No tengo una bola de cristal, ni tampoco soy el oráculo de Yahveh. Pero, si se consideran sin partidismos estos últimos cuatro años, creo que puede decirse que han sido muy positivos para la Iglesia en España. Se podrían señalar muchas cosas estupendas acerca de lo que nos ha pasado, pero me parece que la más importante ha sido el despertar de los fieles laicos y de los obispos. El asociacionismo católico, la preparación y fortalecimiento de los lobbies católicos y el creciente valor que adquieren los seglares en la difusión militante de los valores cristianos me parecen algunos de los logros más importantes.

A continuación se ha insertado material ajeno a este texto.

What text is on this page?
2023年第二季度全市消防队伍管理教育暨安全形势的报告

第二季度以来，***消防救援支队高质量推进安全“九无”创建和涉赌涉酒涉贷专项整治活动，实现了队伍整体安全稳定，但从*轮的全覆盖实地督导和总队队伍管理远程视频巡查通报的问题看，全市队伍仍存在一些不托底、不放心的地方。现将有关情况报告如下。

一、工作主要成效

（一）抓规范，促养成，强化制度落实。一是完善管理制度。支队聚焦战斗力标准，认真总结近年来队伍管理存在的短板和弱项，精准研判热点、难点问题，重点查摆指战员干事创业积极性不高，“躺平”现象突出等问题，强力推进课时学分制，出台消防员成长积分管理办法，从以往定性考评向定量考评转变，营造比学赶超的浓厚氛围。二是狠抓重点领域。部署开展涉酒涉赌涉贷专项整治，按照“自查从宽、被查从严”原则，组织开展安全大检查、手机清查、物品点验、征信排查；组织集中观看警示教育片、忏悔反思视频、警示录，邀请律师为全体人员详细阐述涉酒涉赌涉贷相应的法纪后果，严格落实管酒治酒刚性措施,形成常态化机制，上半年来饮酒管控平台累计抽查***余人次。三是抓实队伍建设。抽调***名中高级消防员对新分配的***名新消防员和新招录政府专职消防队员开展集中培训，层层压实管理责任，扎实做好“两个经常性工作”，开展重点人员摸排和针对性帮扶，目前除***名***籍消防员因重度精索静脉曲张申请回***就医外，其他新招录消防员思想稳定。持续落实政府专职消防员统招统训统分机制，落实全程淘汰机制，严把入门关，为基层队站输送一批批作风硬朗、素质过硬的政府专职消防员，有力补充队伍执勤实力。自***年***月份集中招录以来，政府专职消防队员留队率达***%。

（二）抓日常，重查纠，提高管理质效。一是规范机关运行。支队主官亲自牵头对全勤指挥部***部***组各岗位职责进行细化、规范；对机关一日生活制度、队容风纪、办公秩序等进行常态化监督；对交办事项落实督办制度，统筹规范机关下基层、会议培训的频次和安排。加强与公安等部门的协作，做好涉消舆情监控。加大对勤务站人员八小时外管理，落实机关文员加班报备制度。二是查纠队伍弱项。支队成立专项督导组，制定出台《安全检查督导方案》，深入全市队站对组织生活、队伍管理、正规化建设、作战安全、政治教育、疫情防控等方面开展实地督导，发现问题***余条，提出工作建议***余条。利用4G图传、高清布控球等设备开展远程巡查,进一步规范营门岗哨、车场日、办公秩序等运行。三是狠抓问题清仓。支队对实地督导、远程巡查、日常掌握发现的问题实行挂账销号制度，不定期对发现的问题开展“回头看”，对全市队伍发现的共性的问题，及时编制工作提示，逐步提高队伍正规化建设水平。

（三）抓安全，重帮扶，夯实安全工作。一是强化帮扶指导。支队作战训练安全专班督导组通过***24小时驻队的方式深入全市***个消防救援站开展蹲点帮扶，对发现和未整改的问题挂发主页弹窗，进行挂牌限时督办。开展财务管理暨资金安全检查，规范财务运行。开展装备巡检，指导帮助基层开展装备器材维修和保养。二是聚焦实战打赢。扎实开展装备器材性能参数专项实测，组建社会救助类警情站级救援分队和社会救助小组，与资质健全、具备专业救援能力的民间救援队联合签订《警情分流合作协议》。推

Hace unos días un dirigente político se quejaba de la creciente influencia de la Iglesia Católica en la sociedad. Era uno de esos que piensan que la Iglesia sólo puede hablar en los templos. Evidentemente era un antidemócrata que no sabía cómo funcionan las sociedades democráticas. Los cristianos estamos aprendiendo que somos ciudadanos de pleno derecho, y que podemos manifestar nuestras ideas y presionar democráticamente para que las leyes las respeten. Hay que abandonar los complejos y las ilusiones: nadie va a defender nuestros proyectos por nosotros: ni el PSOE ni el PP. Los cristianos deben abandonar la comodidad burguesa que les ha marcado hasta ahora. Con frecuencia se han refugiado tras los obispos. Todo ese tiempo ha acabado. Se necesitan cristianos sin complejos, libres de ataduras partidistas, cristianos con la cara dura para jugar el juego democrático: cristianos que firmen, que difundan, que estudien, que expresen, que se relacionen…
Estos años de ataques laicistas están consiguiendo que la Bella Durmiente reaccione. Algunos se están dando cuenta ya.

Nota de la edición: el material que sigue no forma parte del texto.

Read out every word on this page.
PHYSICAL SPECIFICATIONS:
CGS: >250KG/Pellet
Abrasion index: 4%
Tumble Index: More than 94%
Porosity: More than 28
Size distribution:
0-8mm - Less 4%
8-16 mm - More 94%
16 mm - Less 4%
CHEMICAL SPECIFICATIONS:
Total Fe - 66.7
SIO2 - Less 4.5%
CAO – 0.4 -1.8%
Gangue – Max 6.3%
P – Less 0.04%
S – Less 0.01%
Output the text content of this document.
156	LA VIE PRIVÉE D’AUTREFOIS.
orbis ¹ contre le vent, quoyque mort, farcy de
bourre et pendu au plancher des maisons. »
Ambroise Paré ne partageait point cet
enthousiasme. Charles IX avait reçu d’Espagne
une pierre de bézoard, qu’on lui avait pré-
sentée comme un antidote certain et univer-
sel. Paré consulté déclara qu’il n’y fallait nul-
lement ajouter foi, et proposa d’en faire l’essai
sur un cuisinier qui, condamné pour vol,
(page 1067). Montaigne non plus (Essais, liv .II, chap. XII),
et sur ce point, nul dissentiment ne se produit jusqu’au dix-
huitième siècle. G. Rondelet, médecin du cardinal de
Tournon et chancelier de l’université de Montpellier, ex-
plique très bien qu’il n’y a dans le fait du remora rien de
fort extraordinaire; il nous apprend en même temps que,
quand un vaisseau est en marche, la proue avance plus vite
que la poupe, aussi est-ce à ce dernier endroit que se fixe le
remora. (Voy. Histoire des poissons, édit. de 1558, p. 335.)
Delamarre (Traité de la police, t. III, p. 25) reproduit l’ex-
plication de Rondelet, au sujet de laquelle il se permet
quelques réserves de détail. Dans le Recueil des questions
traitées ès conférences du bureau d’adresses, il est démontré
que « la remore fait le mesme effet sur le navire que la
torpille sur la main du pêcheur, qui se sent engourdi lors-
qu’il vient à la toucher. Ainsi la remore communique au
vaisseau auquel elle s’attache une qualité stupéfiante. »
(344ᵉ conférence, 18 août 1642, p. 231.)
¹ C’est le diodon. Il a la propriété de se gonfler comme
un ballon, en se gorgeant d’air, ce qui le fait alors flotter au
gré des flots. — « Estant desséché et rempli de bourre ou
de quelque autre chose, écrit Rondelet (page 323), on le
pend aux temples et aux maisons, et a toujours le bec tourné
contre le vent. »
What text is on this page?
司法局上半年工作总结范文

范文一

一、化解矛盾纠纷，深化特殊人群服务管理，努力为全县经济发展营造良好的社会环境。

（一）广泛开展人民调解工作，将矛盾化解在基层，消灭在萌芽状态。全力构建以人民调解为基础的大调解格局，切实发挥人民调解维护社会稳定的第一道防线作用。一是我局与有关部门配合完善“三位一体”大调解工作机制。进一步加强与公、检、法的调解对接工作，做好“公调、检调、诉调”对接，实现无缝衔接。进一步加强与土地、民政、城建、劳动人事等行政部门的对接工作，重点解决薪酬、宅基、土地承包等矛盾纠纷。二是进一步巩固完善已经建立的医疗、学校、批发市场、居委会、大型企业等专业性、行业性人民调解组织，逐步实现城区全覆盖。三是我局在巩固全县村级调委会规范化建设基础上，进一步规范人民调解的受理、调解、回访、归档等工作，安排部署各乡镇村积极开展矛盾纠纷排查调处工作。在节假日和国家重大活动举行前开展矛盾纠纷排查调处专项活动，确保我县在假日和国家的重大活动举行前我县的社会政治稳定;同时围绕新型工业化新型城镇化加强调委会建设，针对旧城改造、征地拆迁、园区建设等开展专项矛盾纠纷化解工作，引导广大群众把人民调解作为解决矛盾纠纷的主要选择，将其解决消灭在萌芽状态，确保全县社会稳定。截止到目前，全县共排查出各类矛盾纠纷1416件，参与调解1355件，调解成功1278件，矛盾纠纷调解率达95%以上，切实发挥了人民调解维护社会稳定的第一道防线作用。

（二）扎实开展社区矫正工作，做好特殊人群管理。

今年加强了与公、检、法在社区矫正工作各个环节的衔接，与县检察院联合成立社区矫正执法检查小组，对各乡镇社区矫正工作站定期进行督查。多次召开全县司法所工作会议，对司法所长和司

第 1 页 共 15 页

Se acabó el sueño de los cabestros: hay que ponerse en pie y seguir trabajando para que en las próximas elecciones, los cristianos podamos tener algún partido más cercano a nuestras posturas en torno al respeto a la vida, desde el inicio hasta el fin natural, a la libertad, a la familia, a la educación de los hijos… Son todos ellos valores innegociables. Ni el PSOE ni el PP los han respetado hasta ahora. Comienza una etapa y es necesario manifestar a los grandes partidos que nosotros no podemos modificar nuestros principios para atraer ningún voto. Somos contrarios al aborto, nos secunde la gente o no. Defendemos el valor de la vida de un anciano tanto si nos aplauden como si nos denigran. Se acabó el escudarse en la teoría del mal menor. Ahora es tiempo de evitar que la única alternativa al mal sea el mal menor.
La Iglesia española está aprendiendo a defender y propagar el Evangelio en una democracia que algunos quieren paganizar.
Como en la antigua Roma, no faltarán los desprecios, los insultos, las manipulaciones, las traiciones, los martirios.
Como en la antigua Roma, estad seguros de que no faltará el entusiasmo.
Es una etapa emocionante.
Es un buen motivo para estar contento.